Mound, Crossbeg, Co. Mayo
Co. Mayo |
Ritual/Ceremonial
In a field in County Mayo, a low circular platform sits on what was once the edge of a lake.
Crossbeg Lough, roughly seventy metres to the south-east, no longer exists as open water; it has been drained and turned to pasture like so much of the Irish midland and western landscape. But the mound remains, grass-covered and flat-topped, its slumping sides suggesting something that has been quietly settling into the ground for a very long time.

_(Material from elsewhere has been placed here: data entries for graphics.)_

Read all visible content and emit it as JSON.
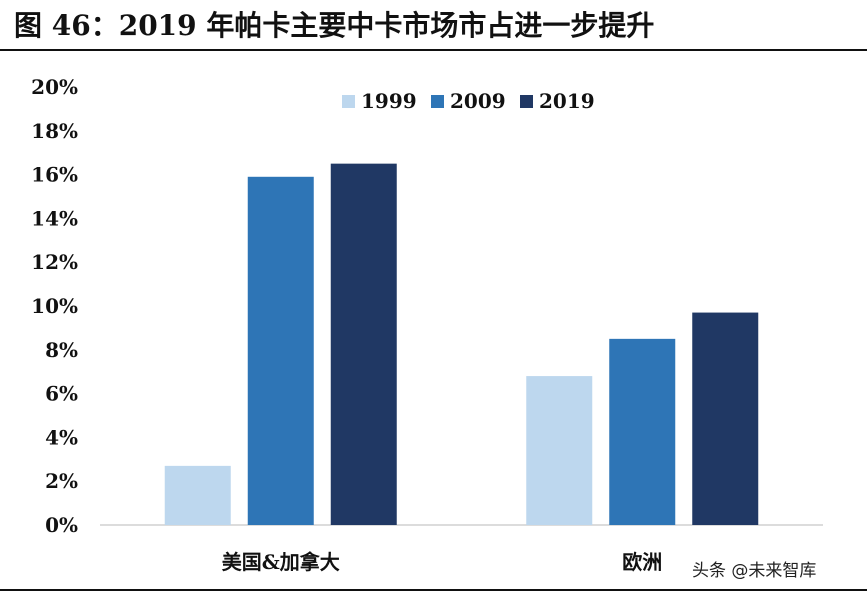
{
  "header": {
    "title": "图 46：2019 年帕卡主要中卡市场市占进一步提升"
  },
  "watermark": "头条 @未来智库",
  "chart_data": {
    "type": "bar",
    "categories": [
      "美国&加拿大",
      "欧洲"
    ],
    "series": [
      {
        "name": "1999",
        "values": [
          2.7,
          6.8
        ],
        "color": "#bdd7ee"
      },
      {
        "name": "2009",
        "values": [
          15.9,
          8.5
        ],
        "color": "#2e75b6"
      },
      {
        "name": "2019",
        "values": [
          16.5,
          9.7
        ],
        "color": "#203864"
      }
    ],
    "yticks": [
      "0%",
      "2%",
      "4%",
      "6%",
      "8%",
      "10%",
      "12%",
      "14%",
      "16%",
      "18%",
      "20%"
    ],
    "ylim": [
      0,
      20
    ],
    "ylabel_unit": "%",
    "legend_position": "top-center",
    "grid": false
  }
}
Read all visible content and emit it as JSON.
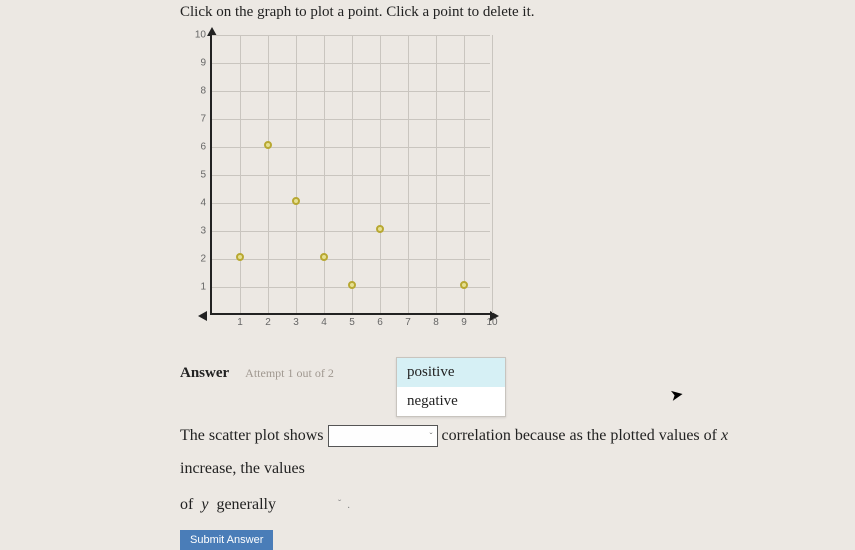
{
  "instruction": "Click on the graph to plot a point. Click a point to delete it.",
  "graph": {
    "type": "scatter",
    "xlim": [
      0,
      10
    ],
    "ylim": [
      0,
      10
    ],
    "xtick_step": 1,
    "ytick_step": 1,
    "background_color": "#ece8e3",
    "grid_color": "#c9c5bf",
    "axis_color": "#222222",
    "tick_fontsize": 10,
    "tick_color": "#666666",
    "point_fill": "#e6e092",
    "point_border": "#b8a832",
    "point_radius": 4,
    "points": [
      {
        "x": 1,
        "y": 2
      },
      {
        "x": 2,
        "y": 6
      },
      {
        "x": 3,
        "y": 4
      },
      {
        "x": 4,
        "y": 2
      },
      {
        "x": 5,
        "y": 1
      },
      {
        "x": 6,
        "y": 3
      },
      {
        "x": 9,
        "y": 1
      }
    ],
    "y_ticks": [
      "10",
      "9",
      "8",
      "7",
      "6",
      "5",
      "4",
      "3",
      "2",
      "1"
    ],
    "x_ticks": [
      "1",
      "2",
      "3",
      "4",
      "5",
      "6",
      "7",
      "8",
      "9",
      "10"
    ]
  },
  "answer": {
    "label": "Answer",
    "attempt_text": "Attempt 1 out of 2",
    "dropdown_options": [
      "positive",
      "negative"
    ],
    "dropdown_highlight_index": 0,
    "sentence_part1": "The scatter plot shows",
    "sentence_part2": "correlation because as the plotted values of",
    "var_x": "x",
    "sentence_part3": "increase, the values",
    "sentence_row2_a": "of",
    "var_y": "y",
    "sentence_row2_b": "generally",
    "submit_label": "Submit Answer"
  },
  "icons": {
    "chevron_down": "ˇ"
  }
}
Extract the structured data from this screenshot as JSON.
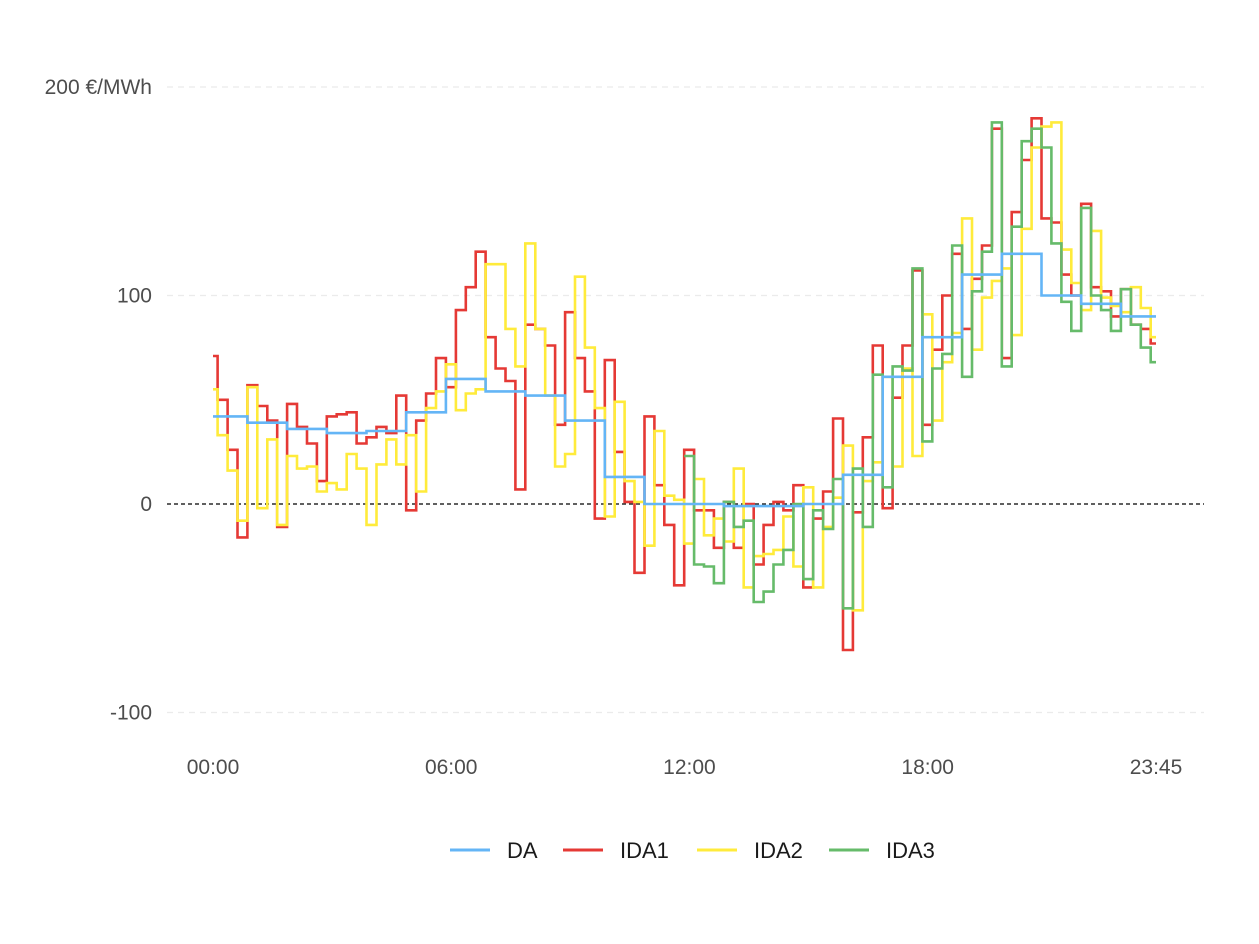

The mound is modest in scale, between twelve and a half and fourteen metres in diameter and only about sixty centimetres high, largely earthen but with some stones incorporated into its fabric. What gives it a particular atmosphere is what grows from its centre: two hawthorn trees, their roots disturbing a loose heap of stone roughly two metres across. The hawthorn has long been associated in Irish folk tradition with boundaries between worlds, with fairy forts, and with sites that people were reluctant to disturb or clear. Whether or not that tradition accounts for the trees' survival here, their presence on top of a low earthen platform at the silted-up margins of a vanished lough gives the place an oddly composed quality, as though the landscape arranged itself around this small rise and then simply waited. The mound's original purpose is unrecorded; it could be a platform of any number of types known from the Irish archaeological landscape, from a small ringfort remnant to something associated with land management or even funerary use, but nothing in the surviving evidence pins it down.